Quick Links

pg_basebackup from cascading standby after timeline switch

From:	Heikki Linnakangas <hlinnakangas(at)vmware(dot)com>
To:	PostgreSQL-development <pgsql-hackers(at)postgreSQL(dot)org>
Subject:	pg_basebackup from cascading standby after timeline switch
Date:	2012-12-17 14:16:09
Message-ID:	50CF2929.5070603@vmware.com
Views:	Raw Message \| Whole Thread \| Download mbox \| Resend email
Thread:
Lists:	pgsql-hackers

pg_basebackup -x is supposed to include all the required WAL files in
the backup, so that you have everything needed to restore a consistent
database. However, it's not including the timeline history files.
Usually that's not a problem because normally you don't need to follow
any old timelines when restoring, but there is one scenario where it
causes a failure to restore:

Create a master, a standby, and a cascading standby. Kill the master
server, promote the standby to become new master, bumping the timeline.
After the cascading standby has followed the timeline switch (either
through the archive, which also works on 9.2, or directly via streaming
replication which only works on 9.3devel), take a base backup from the
cascading standby using pg_basebackup -x.

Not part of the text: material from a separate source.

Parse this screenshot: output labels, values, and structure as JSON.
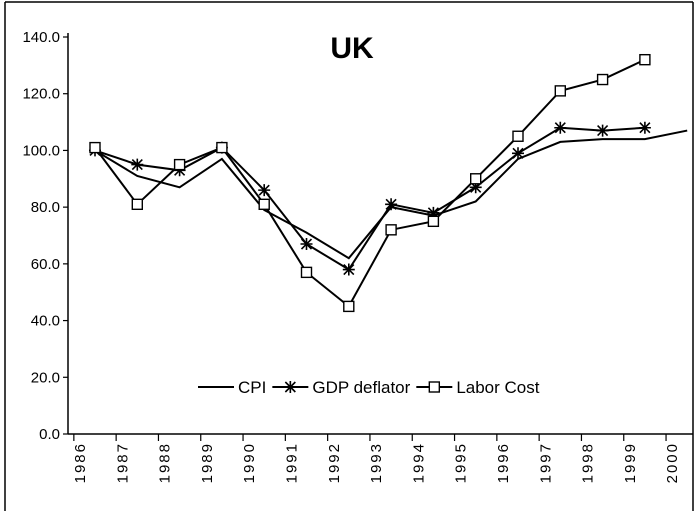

When you try to start the
server from the new backup (without setting up a restore_command or
streaming replication), you get an error about "unexpected timeline ID 1
in log segment ..."

C 2012-12-17 15:55:25.732 EET 534 LOG: database system was interrupted
while in recovery at log time 2012-12-17 15:55:15 EET
C 2012-12-17 15:55:25.732 EET 534 HINT: If this has occurred more than
once some data might be corrupted and you might need to choose an
earlier recovery target.
C 2012-12-17 15:55:25.732 EET 534 LOG: creating missing WAL directory
"pg_xlog/archive_status"
C 2012-12-17 15:55:25.732 EET 534 LOG: unexpected timeline ID 1 in log
segment 000000020000000000000003, offset 0
C 2012-12-17 15:55:25.732 EET 534 LOG: invalid checkpoint record
C 2012-12-17 15:55:25.733 EET 534 FATAL: could not locate required
checkpoint record
C 2012-12-17 15:55:25.733 EET 534 HINT: If you are not restoring from a
backup, try removing the file
"/home/heikki/pgsql.master/data-standbyC/backup_label".
C 2012-12-17 15:55:25.733 EET 533 LOG: startup process (PID 534) exited
with exit code 1
C 2012-12-17 15:55:25.733 EET 533 LOG: aborting startup due to startup
process failure

The timeline was bumped within the log segment 000000020000000000000003,
so the beginning of the file uses timeline 1, up to the checkpoint
record that changes the timeline. Normally, recovery accepts that
because timeline 1 is an ancestor of timeline 2, but because the backup
does not include the timelime history file, it does not know that.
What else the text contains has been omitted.